In the early 1980s, the city of San Jose also was lured by high yields, investing heavily via reverse repurchase agreements, following the advice of Wall Street brokerages to borrow short-term funds to buy long-term bonds.

Advertisement

*

In a scenario similar to Orange County’s, the high-risk reverse repo transactions began to lose money as interest rates rose in 1983. But unlike in Orange County, San Jose city officials caught the problem early, acting quickly to sell off $106 million in bonds, allowing it to raise enough money to pay its debts. The city’s losses were confined to $60 million.

Orange County will probably attempt to solve its problems through some sort of a portfolio restructuring, though the bankruptcy adds a new spin.

“Now that they are bankrupt, you have a whole new ballgame,” said Clarke, who advised San Jose. “You have two ways you can go: You can continue to manage the portfolio, or you can restructure and sell it. As long as they hold the securities, they are exposed to further interest rate risks.”

Although the bond market in recent days has absorbed $9 billion in U.S. government agency bonds sold by the fund’s brokerage lenders as they liquidated their collateral, it’s unclear how much some of the more complicated “derivative” bonds left in the portfolio would fetch if sold. The derivative securities’ yields generally decline as market rates move up.
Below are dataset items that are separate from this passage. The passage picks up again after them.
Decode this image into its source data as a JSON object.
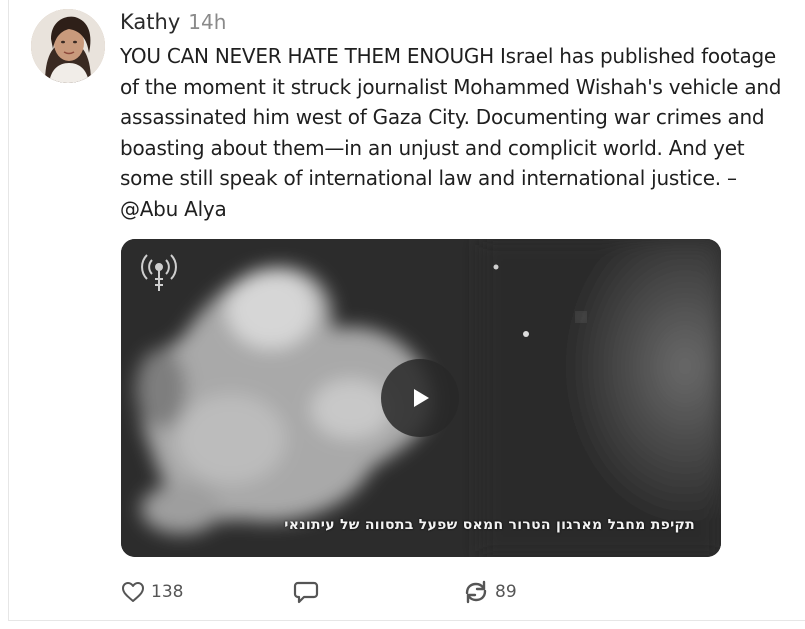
{
  "post": {
    "author": "Kathy",
    "time": "14h",
    "text": "YOU CAN NEVER HATE THEM ENOUGH Israel has published footage\nof the moment it struck journalist Mohammed Wishah's vehicle and\nassassinated him west of Gaza City. Documenting war crimes and\nboasting about them—in an unjust and complicit world. And yet\nsome still speak of international law and international justice. –\n@Abu Alya",
    "video": {
      "caption": "תקיפת מחבל מארגון הטרור חמאס שפעל בתסווה של עיתונאי"
    },
    "actions": {
      "likes": "138",
      "reposts": "89"
    }
  },
  "icons": {
    "like": "heart-icon",
    "reply": "speech-bubble-icon",
    "repost": "repost-arrows-icon",
    "play": "play-icon",
    "watermark": "antenna-signal-icon"
  },
  "colors": {
    "text": "#1f1f1f",
    "muted": "#8a8a8a",
    "icon": "#555555"
  }
}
Orange County is looking for help from Capital Market Risk Advisors Inc. in New York, a company that typically advises banks, mutual funds and large corporations on how to avoid or control losses from derivatives.

“Once a loss is posted, you can’t really do anything,” said Leslie Lynn Rahl, principal of the firm. “You can put out a new (derivative) bet and hope it will do better.”

Advertisement

Although Rahl would not elaborate, one of the options reportedly being considered by Orange County is another risky transaction--some type of derivatives swap arrangement that would hedge Orange County’s previous bets that interest rates would decline.

“One of the solutions to a derivative that’s underwater is that you buy something else” to balance the risk, said Zane Mann, publisher of the California Municipal Bond Advisor in Palm Springs. “Then you have to find some way to sell it or wait until it matures to prevent future losses.

*

But turning to additional investments in derivatives--the same type of transactions that led to the county’s current troubles--could be unacceptable to the more than 185 local agencies whose investments in the county’s pool are effectively frozen.

County administrators said they filed bankruptcy to avoid a run on the fund and to give them some time to enlist expert help.

“I think they are going to use some time to sort it through in a rational, thoughtful way,” said Barbara Shipnuck, former chair of the National Assn. of Counties Tax-Exempt Finance Committee.